作為感光材料專家,他瞬間抓住了本質,這確實是一種全新的照相術,物件從宏觀世界變成了微觀的電子結構,精度要求提升了成百上千倍!
“所以,”呂辰介面,語氣斬釘截鐵,“我們需要一種對特定短波光敏感、塗層極度均勻、能夠清晰分辨微米級線條邊緣、並且顯影后能形成穩定抗蝕圖形的特殊材料。這不僅僅是改進,這近乎是創造一個新的材料分支。它的成功與否,可能比我們廠現在生產的所有膠片加起來,對國家未來的意義還要重大。”
“畫地圖……國家的未來……”朱總工徹底動容了。
他原本以為只是某個特殊工業領域需要高效能膠片,沒想到牽扯到如此宏大的國家戰略和工業未來。
技術人員的熱血被點燃了,那種參與開創歷史的激動,壓過了對技術保密的慣常謹慎。
“我明白了!”朱總工站起身,在會議室裡踱了兩步,“這確實是個翻天覆地的目標!傳統的鹵化銀體系,顆粒度和解析度恐怕有根本侷限!需要全新的感光化學體系!可能要從有機光敏材料、聚合物成膜樹脂入手!”
他轉向呂辰三人:“你們等等!”
他快步走出會議室,幾分鐘後回來,手裡拿著一個用軟布小心包著的玻璃燒杯,裡面盛著大約200毫升淡琥珀色的液體。他把會議室窗簾拉上,開了暗紅燈,展示給大家看。
“這是我們為新一代醫用X光片研發的乳劑,代號‘琥珀-3號’。”朱總工的聲音帶著自豪,“顆粒均勻度比上一代提升了15%,灰霧度降低了10%。這已經是我們在現有鹵化銀-明膠體系裡能做到的極限之一。”
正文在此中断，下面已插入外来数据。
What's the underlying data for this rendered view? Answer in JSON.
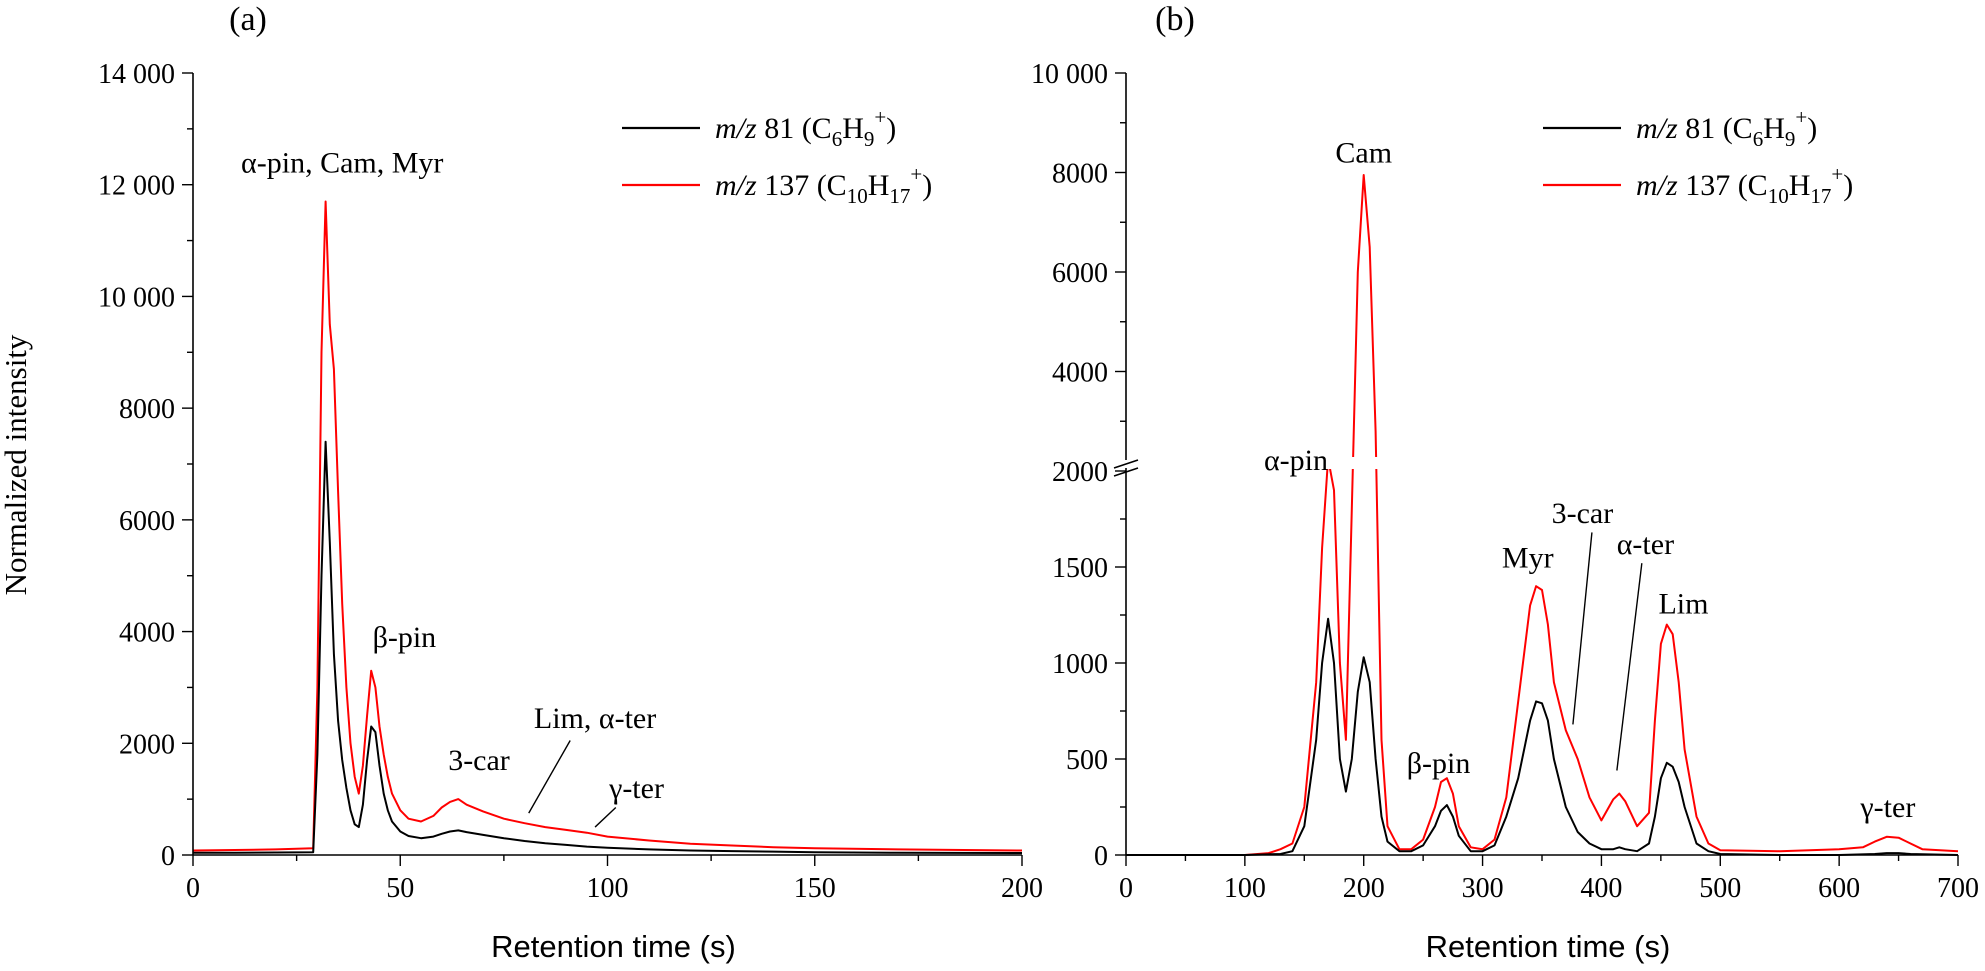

接著,他語速加快,開始交底:“但正如你們所說,這不夠!要對付微米線條,我們需要探索非銀鹽體系,比如重鉻酸鹽-膠體體系、某些有機光致聚合物……但這些體系感光度低、穩定性差、工藝完全不成熟。最關鍵的是,我們缺乏評價這種超高解析度材料的檢測手段!沒有精度足夠的曝光光源和顯微測量裝置,我們連自己做到了哪一步都不知道!”
這才是真正的痛點和技術瓶頸!
呂辰心中大定,知道真正的合作可以開始了。
他立刻回應:“檢測方法和評價標準,‘星河計劃’可以牽頭研發或引進。我們甚至可以設想,建立一套聯合測試平臺。”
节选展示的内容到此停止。